The sedimentation of semiflexible fibers is a central process in the production of a range of important materials such as paper and fiber-reinforced composites. Predicting the dynamics of such fibers when both Brownian motion and hydrodynamic interactions are relevant, which would be a powerful tool to support the design of these materials, is nonetheless numerically challenging. Here, we utilize a computational framework that incorporates fiber elasticity, thermal fluctuations, and hydrodynamic interactions represented as Rotne–Prager–Yamakawa kernels and perform a parametric study of the simplest system in which hydrodynamic interactions are relevant, that is, pairs of fibers starting from one of two initial configurations.
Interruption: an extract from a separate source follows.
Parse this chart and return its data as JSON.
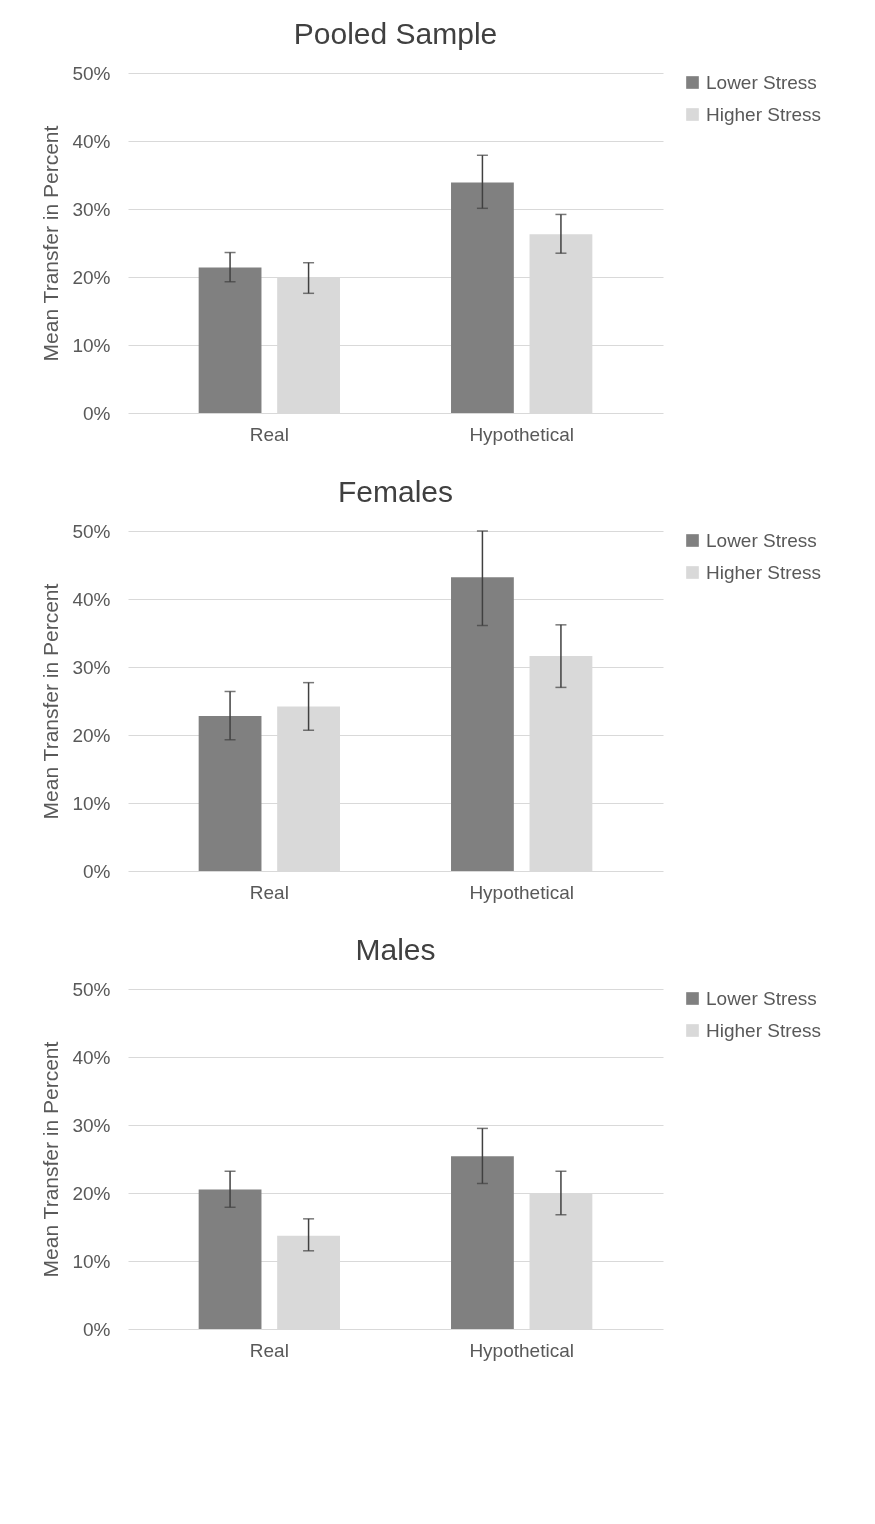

We also provide analytical predictions for the initial velocity and rotation of rigid fibers in the Oseen approximation. We systematically studied the systems in which bending, thermal fluctuations, and hydrodynamic interactions are included for the sedimenting semi-flexible fibers. Our goal was to determine when one of thermal fluctuations or hydrodynamics dominates over the other, or when both must be considered together, to inform the understanding and design of such systems. The short- and long-time dynamics of the fibers are thoroughly characterized, with good agreement with the analytical calculations for the initial behavior, and the observed trends are interpreted in terms of the underlying physical mechanisms. We finish with a discussion of the use of Rotne–Prager–Yamakawa kernels over alternative frameworks such as bead models and suggest potential directions for future work.